Popular wisdom holds that companies are putting more and more effort into identifying and addressing the challenges their customers encounter to deliver the best possible buying and use experience. Five years ago, Gartner research indicated 89% of companies expected to compete on the basis of customer experience (or CX), a big jump from the 36% indicated in a survey four years before that. Time has shown successful brands have been able to differentiate themselves from competitors by focusing on delivering an effortless experience, ensuring every touchpoint is consistent and contributes positively to the customer’s overall journey.
Yet as 2018 came to close, Forrester observed that “CX quality was flat.” This was attributed to two factors:
- Across, the board, the impetus for most companies to improve CX quality remained at low levels across the board. This minimal investment of time and risk meant nominal, if any, improvement.

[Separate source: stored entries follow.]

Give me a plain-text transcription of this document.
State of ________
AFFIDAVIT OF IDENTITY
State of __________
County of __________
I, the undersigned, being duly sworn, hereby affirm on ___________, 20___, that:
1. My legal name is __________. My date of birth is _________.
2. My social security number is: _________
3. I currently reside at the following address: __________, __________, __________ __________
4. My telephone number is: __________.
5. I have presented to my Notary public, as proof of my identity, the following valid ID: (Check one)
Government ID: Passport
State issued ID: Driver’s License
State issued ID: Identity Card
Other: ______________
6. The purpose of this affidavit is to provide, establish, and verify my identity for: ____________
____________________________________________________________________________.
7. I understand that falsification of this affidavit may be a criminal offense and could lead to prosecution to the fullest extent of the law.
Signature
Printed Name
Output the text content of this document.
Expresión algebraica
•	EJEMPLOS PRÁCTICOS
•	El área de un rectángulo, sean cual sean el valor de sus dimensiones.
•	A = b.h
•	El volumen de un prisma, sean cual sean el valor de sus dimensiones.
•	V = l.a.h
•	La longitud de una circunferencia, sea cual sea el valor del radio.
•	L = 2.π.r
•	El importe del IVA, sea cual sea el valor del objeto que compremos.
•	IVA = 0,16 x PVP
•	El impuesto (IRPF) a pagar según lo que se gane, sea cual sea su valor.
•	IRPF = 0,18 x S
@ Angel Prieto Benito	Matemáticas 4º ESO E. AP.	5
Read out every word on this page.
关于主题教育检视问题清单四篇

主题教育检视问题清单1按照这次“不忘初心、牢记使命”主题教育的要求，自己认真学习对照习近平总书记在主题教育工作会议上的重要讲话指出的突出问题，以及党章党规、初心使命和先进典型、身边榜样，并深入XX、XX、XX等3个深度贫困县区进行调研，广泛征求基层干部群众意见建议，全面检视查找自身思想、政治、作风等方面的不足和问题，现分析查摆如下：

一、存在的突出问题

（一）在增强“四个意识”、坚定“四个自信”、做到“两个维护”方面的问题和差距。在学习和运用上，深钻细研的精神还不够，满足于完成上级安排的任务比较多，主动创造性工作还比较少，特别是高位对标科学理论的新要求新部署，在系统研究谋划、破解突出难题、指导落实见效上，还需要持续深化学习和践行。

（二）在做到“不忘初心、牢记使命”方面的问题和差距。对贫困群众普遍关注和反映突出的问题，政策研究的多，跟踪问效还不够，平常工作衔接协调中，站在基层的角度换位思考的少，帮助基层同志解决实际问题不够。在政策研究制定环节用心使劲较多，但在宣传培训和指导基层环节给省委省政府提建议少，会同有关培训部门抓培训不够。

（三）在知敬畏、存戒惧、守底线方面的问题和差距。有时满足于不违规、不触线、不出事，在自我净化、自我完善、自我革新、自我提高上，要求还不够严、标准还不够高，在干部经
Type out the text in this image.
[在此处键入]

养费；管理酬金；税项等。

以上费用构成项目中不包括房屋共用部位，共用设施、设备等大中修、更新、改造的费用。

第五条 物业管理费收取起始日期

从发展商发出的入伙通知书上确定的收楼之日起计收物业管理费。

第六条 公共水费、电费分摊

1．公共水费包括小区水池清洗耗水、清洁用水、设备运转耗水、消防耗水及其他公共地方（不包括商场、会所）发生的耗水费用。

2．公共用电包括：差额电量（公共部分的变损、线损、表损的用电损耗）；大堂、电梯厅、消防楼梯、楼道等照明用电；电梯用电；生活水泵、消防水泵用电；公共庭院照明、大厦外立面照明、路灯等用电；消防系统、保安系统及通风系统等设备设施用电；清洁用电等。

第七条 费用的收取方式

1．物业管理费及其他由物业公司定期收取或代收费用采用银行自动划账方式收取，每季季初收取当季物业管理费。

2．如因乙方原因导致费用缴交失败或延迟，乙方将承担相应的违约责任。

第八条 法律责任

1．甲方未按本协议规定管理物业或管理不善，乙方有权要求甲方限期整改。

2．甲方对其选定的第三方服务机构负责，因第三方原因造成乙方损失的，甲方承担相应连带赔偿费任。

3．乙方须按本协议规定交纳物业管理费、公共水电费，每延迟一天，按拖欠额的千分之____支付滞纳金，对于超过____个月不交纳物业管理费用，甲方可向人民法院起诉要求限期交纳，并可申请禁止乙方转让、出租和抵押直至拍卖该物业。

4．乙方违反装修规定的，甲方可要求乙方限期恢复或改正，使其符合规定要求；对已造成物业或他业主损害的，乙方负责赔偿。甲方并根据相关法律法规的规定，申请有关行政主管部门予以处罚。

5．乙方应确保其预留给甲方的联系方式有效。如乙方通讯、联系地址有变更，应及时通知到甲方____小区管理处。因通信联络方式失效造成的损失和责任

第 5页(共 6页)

- At the same time, customer expectations have been steadily increasing. They predicted this will likely continue in the current economy, pressuring companies to focus on CX if for no other reason than to not fall further behind the competition.
CX is not an easy nut to crack. While it would seem much of the effort resides in what the customer directly encounters, much of that comes as a result of processes behind the scenes–and if those processes are broken, there’s little chance of delivering a great customer experience, let alone improving it, without addressing them.
Focus on the customer
With as much research that exists and the ongoing discussion on the topic of CX, companies’ first mistake is often a fundamental one: they fail to put the customer first in their business. A focus on the customer is critical, and to truly adopt a customer-centric culture it needs to come from the top.
Executives must recognize the importance of CX and prioritize resources accordingly. In the Forbes article above, former Sprint CEO Dan Hesse stated, “The customer experience became the first subject on our team meeting agendas.” Actions such as this help drive a customer-obsessed culture in two ways: importance is placed on getting it right for customers and departmental silos are removed that might be preventing CX improvements.
Solve problems cooperatively
Aligning the company to focus on customers is a good first step, as is removing silos in the business. The next step is to develop the processes necessary to solve CX impediments properly and permanently.
When customers encounter problems–from tracking their order to getting started using it to breakage or failure–they contact customer service. Customer service exists to hear and respond to issues impacting CX. They provide answers to the known problems and play the role of detective when new problems crop up.
A company might provide truly amazing service, but the reality is customer service is unable to address the underlying reasons problems occur. Billing issues stem from errors in finance. Product quality issues arise from mistakes in manufacturing or engineering. Shipping issues are owned by the warehouse and fulfillment teams. Customer service can respond to the call, email, or chat for these and other problems, but it’s the departments outside customer service that can resolve the root cause.
The solution is that these other departments must take ownership of the issue, identify the cause and potential solutions, and agree with customer service as to the best solution. From there, customer service can notify affected customers of the availability of a solution and get the customer back on track.
A fast, cooperative response with a permanent fix can lessen the CX impact. The bigger win, though, comes as a result of addressing the root cause. This ensures future customers won’t encounter the same problem, resulting in CX improvement.
Deliver service proactively
It’s clear perfect CX is challenging to deliver: there will be bumps in the road, and it’s rare an issue would only affect a single customer. In fact, a problem typically strikes a subset or even all customers. That’s why it’s so critical to quickly identify the root cause and to provide a permanent resolution.
While this approach prevents future customers from encountering the problem, what about existing customers that might be on a collision course with it? The answer is simple: the company must notify customers they are aware of the problem and have a solution (or are working towards one).
CX is negatively impacted when a customer faces a problem with a product or service, and further erodes when they must spend time trying to find a solution themselves or contact customer service. By preemptively notifying customers of an available or pending solution, the situation can be salvaged. Proactively alerting customers also lessens the impact on customer service by reducing the volume of calls, emails, and chats on the issue.
Make the move
It’s easy to understand why Forrester observed CX improvements stalling. Customers will always encounter major and minor problems on their journey. This means improving the customer experience will always be a challenging, ongoing concern for companies. But with a customer-first attitude and processes to permanently solve issues and deliver proactive solutions, moving the CX needle is not only possible, but a lot easier.